Mundo do trabalho na África do Sul: Entrevista com Sakhela Buhlungu

por Elisa Torelly

Congressista do Seminário Internacional de Sociologias do século 21, realizado entre os dias 28 e 30 de novembro passado em Porto Alegre, Sakhela Buhlungu, professor de sociologia na Universidade de Pretória, na África do Sul, concedeu uma entrevista exclusiva ao DMT.

Buhlungu falou para uma plateia de estudiosos na Universidade Federal do Rio Grande do Sul (UFRGS) sobre a trajetória da Sociologia em seu país. O pesquisador salientou que a disciplina chega aos 100 anos na África do Sul colocando em debate a colonialidade do conhecimento e difundindo as suas próprias percepções da sociedade. Entre os principais desafios do país – a serem enfrentados pelas novas gerações de sociólogos –, estão as desigualdades raciais, de gênero e do mundo do trabalho.

O sociólogo sul-africano tem entre suas publicações mais recentes os livros COSATU’s Contested Legacy: South African trade unions in the second decade of democracy(“O legado impugnado do Congresso dos Sindicatos Sul Africanos: sindicatos sul-africanos na segunda década de democracia”, 2012) e From Compounded to Fragmented Labour: Mineworkers and the Demise of Compounds in South Africa (“Do trabalho combinado ao fragmentado: os mineiros e o desaparecimento do trabalho combinado na África do Sul”, 2011).

DMTComo o senhor descreveria a atuação dos sindicatos e da organização dos trabalhadores na África do Sul?

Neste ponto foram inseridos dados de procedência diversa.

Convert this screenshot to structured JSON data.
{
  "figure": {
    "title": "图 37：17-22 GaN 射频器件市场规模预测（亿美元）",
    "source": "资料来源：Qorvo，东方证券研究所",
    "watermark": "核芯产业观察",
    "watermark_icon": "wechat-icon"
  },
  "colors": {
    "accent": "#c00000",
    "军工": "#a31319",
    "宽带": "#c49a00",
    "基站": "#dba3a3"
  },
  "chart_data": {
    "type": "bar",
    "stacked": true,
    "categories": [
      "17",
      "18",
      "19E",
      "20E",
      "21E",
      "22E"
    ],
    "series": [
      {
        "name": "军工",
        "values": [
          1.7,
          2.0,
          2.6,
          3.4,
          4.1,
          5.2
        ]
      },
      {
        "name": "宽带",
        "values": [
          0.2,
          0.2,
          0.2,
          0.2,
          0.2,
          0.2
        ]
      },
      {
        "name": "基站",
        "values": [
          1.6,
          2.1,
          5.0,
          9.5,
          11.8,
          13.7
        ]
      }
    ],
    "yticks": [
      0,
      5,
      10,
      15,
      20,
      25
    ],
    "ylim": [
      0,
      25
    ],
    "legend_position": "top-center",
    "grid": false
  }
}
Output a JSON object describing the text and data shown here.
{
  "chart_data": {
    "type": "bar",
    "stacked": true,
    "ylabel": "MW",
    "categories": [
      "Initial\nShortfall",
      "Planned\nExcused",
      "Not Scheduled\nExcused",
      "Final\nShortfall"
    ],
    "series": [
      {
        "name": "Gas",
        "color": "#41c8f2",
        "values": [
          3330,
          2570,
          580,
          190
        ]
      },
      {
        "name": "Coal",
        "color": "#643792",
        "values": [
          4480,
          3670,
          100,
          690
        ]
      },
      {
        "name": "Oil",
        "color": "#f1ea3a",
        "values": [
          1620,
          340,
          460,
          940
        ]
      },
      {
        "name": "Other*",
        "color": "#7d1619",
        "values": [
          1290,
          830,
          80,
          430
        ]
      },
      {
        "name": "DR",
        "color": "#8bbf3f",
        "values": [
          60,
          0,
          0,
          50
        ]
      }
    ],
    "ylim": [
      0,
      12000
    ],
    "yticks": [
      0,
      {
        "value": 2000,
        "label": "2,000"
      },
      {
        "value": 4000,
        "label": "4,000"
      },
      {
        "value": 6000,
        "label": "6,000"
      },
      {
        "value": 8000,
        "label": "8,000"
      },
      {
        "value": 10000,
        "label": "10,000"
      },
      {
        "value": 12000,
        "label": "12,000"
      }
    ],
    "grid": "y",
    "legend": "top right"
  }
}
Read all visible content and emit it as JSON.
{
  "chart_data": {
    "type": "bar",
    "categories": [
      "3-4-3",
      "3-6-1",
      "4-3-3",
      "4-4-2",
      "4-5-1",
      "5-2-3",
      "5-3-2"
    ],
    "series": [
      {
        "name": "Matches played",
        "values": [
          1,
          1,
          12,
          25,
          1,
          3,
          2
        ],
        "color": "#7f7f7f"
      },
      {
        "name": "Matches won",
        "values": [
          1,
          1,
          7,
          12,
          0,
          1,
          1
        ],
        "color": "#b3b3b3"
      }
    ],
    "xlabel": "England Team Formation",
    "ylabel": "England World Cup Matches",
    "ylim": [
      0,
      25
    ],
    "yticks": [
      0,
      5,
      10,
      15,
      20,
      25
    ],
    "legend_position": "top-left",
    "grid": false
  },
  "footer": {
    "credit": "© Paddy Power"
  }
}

Sakhela Buhlungu – A África do Sul é um país onde se desenvolveu uma longa história de escravidão e de uma relação colonial opressiva. Este processo limitou o desenvolvimento de organizações de trabalhadores. O movimento sindical de lá tem mais de cem anos de história. O primeiro sindicato foi criado no século XIX, e começou com a inserção de entidades representativas de trabalhadores britânicos, mas apenas de brancos. No século XX é que começou a haver sindicatos de empregados negros. Apenas recentemente, em 1979, passamos a contar com uma legislação trabalhista que estabelece direitos iguais para trabalhadores brancos e negros. Até então, apenas os primeiros tinham, em certa medida, alguma proteção e liberdade de associação. Aliás, cabe destacar que tais entidades – que representavam apenas trabalhadores brancos – tinham uma relação muito próxima com o Estado, enquanto os negros faziam oposição aos governos, sendo fortemente reprimidos. Em 1979, a economia cresceu, os trabalhadores negros passaram a lutar ainda mais pelo reconhecimento de seus direitos e os representantes do Estado se viram obrigados a atender algumas dessas reivindicações. Apenas nesse momento é que a legislação passou a ser a mesma para brancos e negros, e a liberdade de associação passou a ser uma garantia de todos. Em 1995, após a queda do apartheid, houve uma revisão da legislação trabalhista, com inúmeras melhorias, relacionadas, por exemplo, com o direito de greve e a organização sindical.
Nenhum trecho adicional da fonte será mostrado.